Being out in the countryside with my dogs gives me time to think. I’ve learnt the pleasure of solitude without being lonely, and that’s a good feeling for me.

Welcome to "Man with two dogs" - the family website for dog owners and dog walkers.

This is my countryside diary which appears each Saturday in the Dundee Courier newspaper.

Wild and beautiful

May 24th, 2014

A CHANGE of scene is as good for the dogs as it is for the Doyenne and me. Here at home we’re spoilt for choice for walks but new scenery and a different routine is a change that’s as good as a holiday.

Last weekend was spent with son Robert and his family at Ardverikie on Loch Laggan side, where he is the estate factor. Ardverikie gained fame as the setting for the Monarch of the Glen TV series where it was reinvented as the fictitious Glenbogle.

Ardverikie House is quintessentially Victorian and indeed the Queen and Prince Albert spent a month there in 1847 as a taster for Highland holidays before they bought Balmoral. She wrote in her diary that her surroundings were “very beautiful and extremely wild”. Once you get into the remote wilderness parts of the estate, looking south to Loch Rannoch and Glen Lyon, it’s clear nothing has changed.

Historically Badenoch and Strathspey districts were the clan lands of Clan Macpherson and the whole area reeks of history. Ardverikie was one-time home of clan chief, Cluny Macpherson.

Ben Alder, on Loch Ericht side, was the site of Cluny’s Cage where Bonnie Prince Charlie, on the run after his defeat at Culloden, was sheltered by Cluny Macpherson who also had a price on his head for his part in the ’45 Uprising. Robert Louis Stevenson adapted the story and included it in his novel Kidnapped.

The royal connections don’t end with Queen Victoria. A man-made mound behind the big hoose is known as King Fergus’s grave. Two islands in Loch Laggan perpetuate the tradition. Eilean-an-Righ, the King’s Island, is reputed to be the site of King Fergus’s hunting lodge. Eilean-nan-con, Island of Dogs, was the royal kennels for his Scottish deerhounds.

45000 acres is an awful lot of ground and the nearest we got to most of it was the views, which are memorable. We drove on estate tracks – there are no roads – to remote Lochan na h-Earbha for an afternoon’s fishing. A plateful of wild brown trout for breakfast was a special treat.
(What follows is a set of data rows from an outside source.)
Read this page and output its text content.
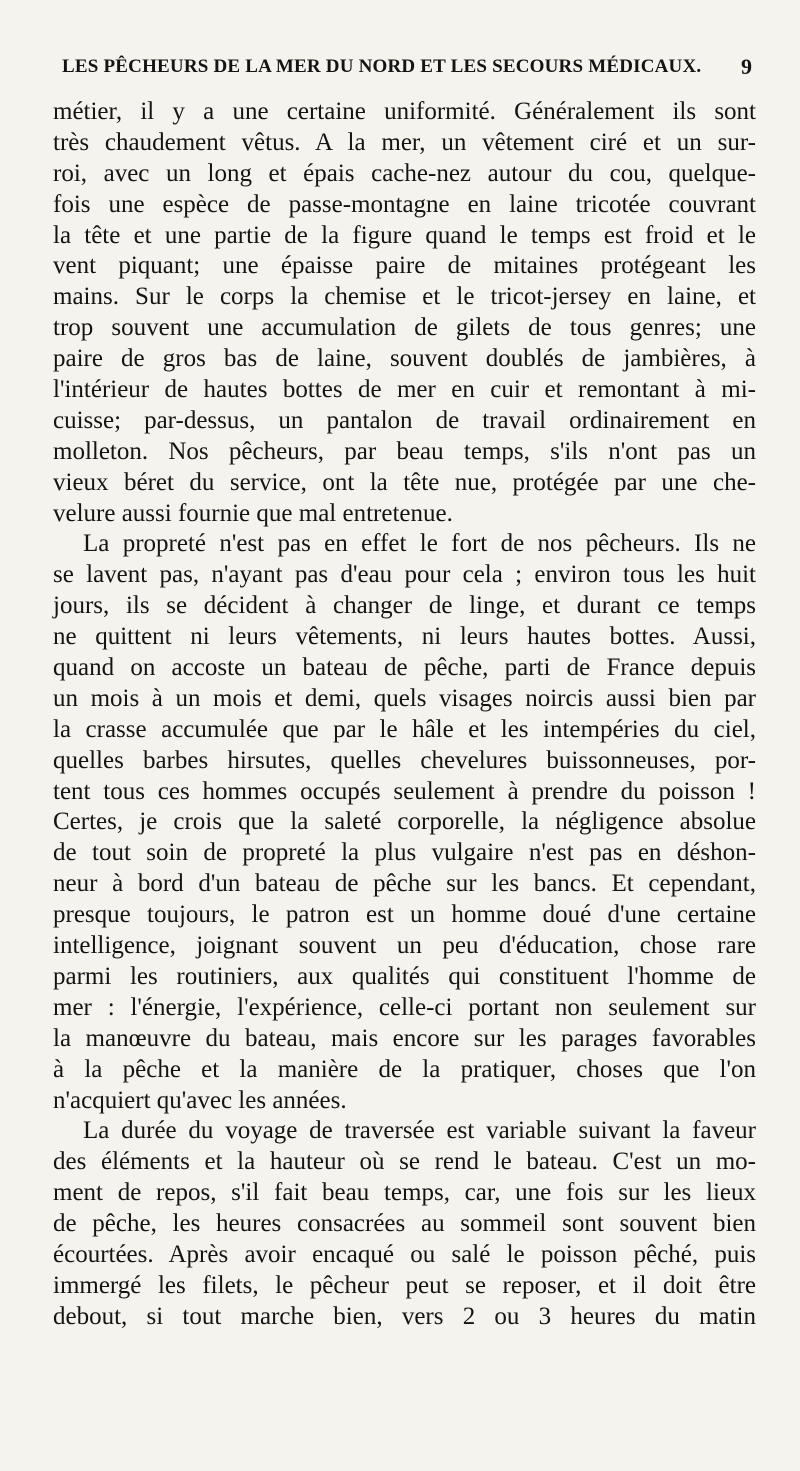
LES PÊCHEURS DE LA MER DU NORD ET LES SECOURS MÉDICAUX. 9
métier, il y a une certaine uniformité. Généralement ils sont
très chaudement vêtus. A la mer, un vêtement ciré et un sur-
roi, avec un long et épais cache-nez autour du cou, quelque-
fois une espèce de passe-montagne en laine tricotée couvrant
la tête et une partie de la figure quand le temps est froid et le
vent piquant; une épaisse paire de mitaines protégeant les
mains. Sur le corps la chemise et le tricot-jersey en laine, et
trop souvent une accumulation de gilets de tous genres; une
paire de gros bas de laine, souvent doublés de jambières, à
l'intérieur de hautes bottes de mer en cuir et remontant à mi-
cuisse; par-dessus, un pantalon de travail ordinairement en
molleton. Nos pêcheurs, par beau temps, s'ils n'ont pas un
vieux béret du service, ont la tête nue, protégée par une che-
velure aussi fournie que mal entretenue.
La propreté n'est pas en effet le fort de nos pêcheurs. Ils ne
se lavent pas, n'ayant pas d'eau pour cela ; environ tous les huit
jours, ils se décident à changer de linge, et durant ce temps
ne quittent ni leurs vêtements, ni leurs hautes bottes. Aussi,
quand on accoste un bateau de pêche, parti de France depuis
un mois à un mois et demi, quels visages noircis aussi bien par
la crasse accumulée que par le hâle et les intempéries du ciel,
quelles barbes hirsutes, quelles chevelures buissonneuses, por-
tent tous ces hommes occupés seulement à prendre du poisson !
Certes, je crois que la saleté corporelle, la négligence absolue
de tout soin de propreté la plus vulgaire n'est pas en déshon-
neur à bord d'un bateau de pêche sur les bancs. Et cependant,
presque toujours, le patron est un homme doué d'une certaine
intelligence, joignant souvent un peu d'éducation, chose rare
parmi les routiniers, aux qualités qui constituent l'homme de
mer : l'énergie, l'expérience, celle-ci portant non seulement sur
la manœuvre du bateau, mais encore sur les parages favorables
à la pêche et la manière de la pratiquer, choses que l'on
n'acquiert qu'avec les années.
La durée du voyage de traversée est variable suivant la faveur
des éléments et la hauteur où se rend le bateau. C'est un mo-
ment de repos, s'il fait beau temps, car, une fois sur les lieux
de pêche, les heures consacrées au sommeil sont souvent bien
écourtées. Après avoir encaqué ou salé le poisson pêché, puis
immergé les filets, le pêcheur peut se reposer, et il doit être
debout, si tout marche bien, vers 2 ou 3 heures du matin
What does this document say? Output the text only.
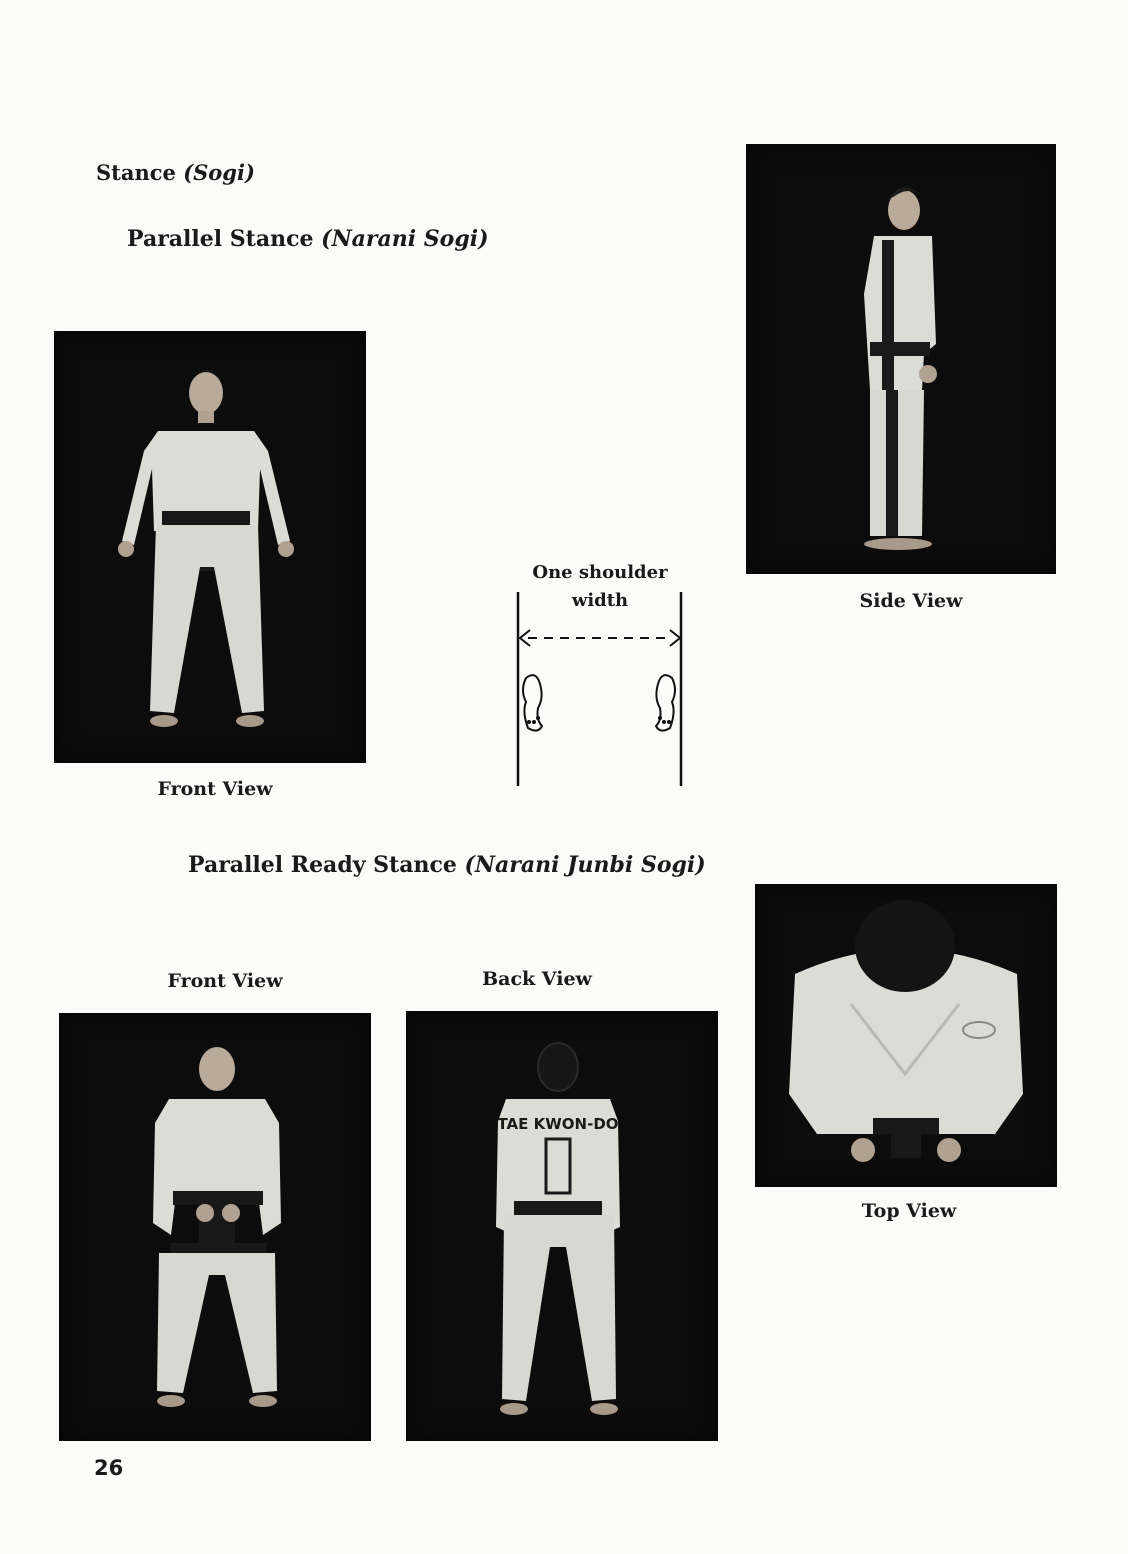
Stance (Sogi)
Parallel Stance (Narani Sogi)
Parallel Ready Stance (Narani Junbi Sogi)
Front View
Side View
One shoulder
width
Front View	Back View
TAE KWON-DO
Top View
26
As it happens, tomorrow (Sunday) Ardverikie gardens are open under the Scotland’s Gardens Scheme (2-5.30pm). There is an intimate walled garden with a lovely collection of acers, shrubs and herbaceous plants. Afterwards walk round the house policies beneath ancient Douglas Firs, Grand firs and Noble firs. You’ll also see a Scots Pine and a larch planted by Queen Victoria and Prince Albert.

You get two for the price of one because your £5 ticket includes entry to Aberarder House, on the other side of the loch, where you’ll get tea. This garden has been laid out over the last 20 years to create a mixture of spring and autumn plants, including rhododendrons, azaleas and acers.

Both gardens were looking good last weekend. They’re well worth a visit and it’s not so far to go. Turn off the A9 at Dalwhinnie and it’s no more than 10 miles on the A86 to the unmistakeable pepperpot gatehouse.

It’s big skies and big hills country up there but I don’t have to travel so far from home to enjoy that sort of scenery. But you’re aware that Scotland is a country of mini climates and that’s where you see the differences. I wasn’t expecting so much snow still to be on the hills.

The wood anemones were in full bloom whilst here at home they have long died back and the later wood sorrel is flourishing.

Birdlife isn’t so prolific up there and the dawn chorus was quite muted. While there’s not the same range of small songbirds there’s a healthy population of larks which kept us company on our walks. I saw my first yellowhammer of the season – they seem to have deserted our bit of the Mearns. And each morning we were woken by the relentless calling of a cuckoo.

The blossom was just formed on the hawthorns and it was noticeable how the further east we drove coming home, the closer it was to flowering.

It’s a good year for bluebells in Perthshire. We took a detour from Dunkeld on the homeward journey, round by the Loch of Lowes. Banks of the pretty flowers brightened up the roadsides, spreading into the woodland fringes.

Written on Saturday, May 24th, 2014 at 10:43 am for Weekly.